Dans un poste isolé de la côte acadienne, les Saint-Aubin se livrent à la pêche hauturière. Le père se rend un jour aux Mines et tombe aux mains des Anglais qui déportent les Acadiens. Apprenant le sort de son mari, madame Saint-Aubin s'embarque avec sa fille Hermine à bord d'un navire irlandais qui transporte des émigrants à Québec. Le navire fait naufrage dans le golfe et les deux femmes sont recueillies par des Indiens de la région de Trois-Rivières. Le temps passe, Saint-Aubin erre sur le continent puis vient par hasard s'établir à Trois-Rivières, comme marchand. Venus échanger des fourrures. des Indiens sont accompagnés d'une fillette en qui Saint-Aubin reconnaît son enfant. Bientôt réunie, la famille regagne son ancien foyer.

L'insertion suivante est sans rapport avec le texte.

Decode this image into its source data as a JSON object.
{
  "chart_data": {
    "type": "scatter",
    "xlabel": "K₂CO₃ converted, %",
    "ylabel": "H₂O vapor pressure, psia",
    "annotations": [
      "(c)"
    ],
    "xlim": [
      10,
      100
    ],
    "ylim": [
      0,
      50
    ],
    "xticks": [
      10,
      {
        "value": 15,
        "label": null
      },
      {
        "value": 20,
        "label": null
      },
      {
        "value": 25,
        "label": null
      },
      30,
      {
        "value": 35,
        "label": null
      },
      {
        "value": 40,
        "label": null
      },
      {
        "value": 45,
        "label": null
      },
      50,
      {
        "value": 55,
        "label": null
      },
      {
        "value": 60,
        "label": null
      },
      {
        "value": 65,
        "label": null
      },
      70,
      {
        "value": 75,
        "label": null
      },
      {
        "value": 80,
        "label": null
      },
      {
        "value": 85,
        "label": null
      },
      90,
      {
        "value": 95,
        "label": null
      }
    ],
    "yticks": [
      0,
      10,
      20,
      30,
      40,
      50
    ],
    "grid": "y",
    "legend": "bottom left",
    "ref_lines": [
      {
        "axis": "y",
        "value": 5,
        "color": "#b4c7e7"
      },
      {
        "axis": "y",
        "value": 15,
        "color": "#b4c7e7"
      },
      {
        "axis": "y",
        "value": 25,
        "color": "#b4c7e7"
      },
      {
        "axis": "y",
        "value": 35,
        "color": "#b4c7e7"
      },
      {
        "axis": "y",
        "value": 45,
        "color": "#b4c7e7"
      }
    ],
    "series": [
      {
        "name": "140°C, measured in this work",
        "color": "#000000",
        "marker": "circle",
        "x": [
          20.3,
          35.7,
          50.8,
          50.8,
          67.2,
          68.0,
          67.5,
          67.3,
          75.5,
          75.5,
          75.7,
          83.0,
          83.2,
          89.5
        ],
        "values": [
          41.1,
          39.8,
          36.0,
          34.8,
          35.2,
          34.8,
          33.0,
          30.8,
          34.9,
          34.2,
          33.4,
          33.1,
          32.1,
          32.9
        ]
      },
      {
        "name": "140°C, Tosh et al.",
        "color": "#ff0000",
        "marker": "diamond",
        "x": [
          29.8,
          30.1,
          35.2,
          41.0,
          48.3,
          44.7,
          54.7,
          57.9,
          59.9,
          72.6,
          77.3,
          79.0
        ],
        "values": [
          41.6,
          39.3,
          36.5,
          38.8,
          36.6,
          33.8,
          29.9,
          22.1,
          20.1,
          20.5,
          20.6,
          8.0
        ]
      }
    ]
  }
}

Cette oeuvre a le seul mérite d'inaugurer le thème de la déportation des Acadiens. Charles Deguise a beaucoup de mal à construire des intrigues cohérentes. Comment les habitants de la côte Atlantique auraient-ils pu savoir qu'un navire irlandais chargé d'immigrants naviguait vers eux ? Comment ce transatlantique aurait-il fait escale dans un poste perdu de l'Acadie pour prendre à son bord madame Saint-Aubin ? Comment ce navire irlandais pouvait-il se diriger vers Québec en 1755 ? Toutes ces invraisemblances échappent à Deguise et l'on se demande pourquoi, dans le cas de madame Saint-Aubin, il n'a pas tout simplement invoqué le hasard comme il le fait pour le mari ? Mais alors y eût-il resté matière suffisante pour une nouvelle ?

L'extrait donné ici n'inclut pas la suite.